Hypothesis: Hyperproliferative and migratory process of keratinocytes are part of the pathogenesis of cholesteatoma. Background: Cytokeratin (CK) changes were prominent in the most rapidly expanding regions of cholesteatoma formation. Methods: The three types of animal model - canal ligation (CL), retraction pocket (RP), and propylene glycol (PG) - were induced in Mongolian gerbils. The monoclonal antibodies to CK1/10, CK5/6, and CK13/16 were used for immunohistochemistry. The intensity of immunostaining in the pars tensa of the tympanic membrane was measured using the densitometry and compared with respect to the stage of cholesteatoma and the type of animal model.

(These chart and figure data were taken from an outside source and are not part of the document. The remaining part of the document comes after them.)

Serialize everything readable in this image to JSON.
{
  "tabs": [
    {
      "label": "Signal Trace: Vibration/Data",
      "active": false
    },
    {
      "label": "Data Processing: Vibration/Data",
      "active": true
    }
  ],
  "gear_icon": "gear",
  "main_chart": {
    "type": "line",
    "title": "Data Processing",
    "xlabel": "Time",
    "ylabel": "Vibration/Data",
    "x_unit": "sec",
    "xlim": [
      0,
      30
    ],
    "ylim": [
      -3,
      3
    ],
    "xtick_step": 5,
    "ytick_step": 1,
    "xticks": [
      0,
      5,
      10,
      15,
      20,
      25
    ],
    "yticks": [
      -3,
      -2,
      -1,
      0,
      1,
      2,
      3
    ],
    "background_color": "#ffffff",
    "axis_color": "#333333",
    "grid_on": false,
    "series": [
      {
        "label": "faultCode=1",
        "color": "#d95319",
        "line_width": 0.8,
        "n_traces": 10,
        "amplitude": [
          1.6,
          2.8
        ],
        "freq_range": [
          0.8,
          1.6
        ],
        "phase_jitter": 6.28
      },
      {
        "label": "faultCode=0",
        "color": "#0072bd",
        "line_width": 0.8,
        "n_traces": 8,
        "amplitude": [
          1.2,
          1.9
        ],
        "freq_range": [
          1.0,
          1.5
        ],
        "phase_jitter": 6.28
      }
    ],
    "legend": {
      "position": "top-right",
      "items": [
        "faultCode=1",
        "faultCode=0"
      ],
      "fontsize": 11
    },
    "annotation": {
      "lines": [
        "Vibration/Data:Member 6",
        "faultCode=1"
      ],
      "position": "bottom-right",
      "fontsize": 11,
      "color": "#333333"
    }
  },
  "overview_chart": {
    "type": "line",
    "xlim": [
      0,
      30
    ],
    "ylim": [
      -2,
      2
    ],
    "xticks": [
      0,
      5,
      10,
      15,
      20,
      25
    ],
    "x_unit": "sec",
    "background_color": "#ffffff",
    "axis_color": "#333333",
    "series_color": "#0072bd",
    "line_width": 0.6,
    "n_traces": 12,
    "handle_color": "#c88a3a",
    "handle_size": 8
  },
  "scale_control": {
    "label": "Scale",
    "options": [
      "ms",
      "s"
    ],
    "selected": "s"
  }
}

Results: With cholesteatoma formation, CK expressions were significantly increased at the peripheral part of the pars tensa, the expanding part of cholesteatoma. Among the CKs tested, the prominent changes were observed in expression of CK13/16, a marker for hyperproliferation. Among the animal models, CK changes of CK5/6 and CK1/10 were most prominent in the CL type, whereas those of CK13/16 were more persistent in the RP type. Conclusion: These results suggested that complex alterations of epidermal keratinocytes occur during cholesteatoma formation and that hyperproliferative and migratory processes play important roles in the pathogenesis of cholesteatoma.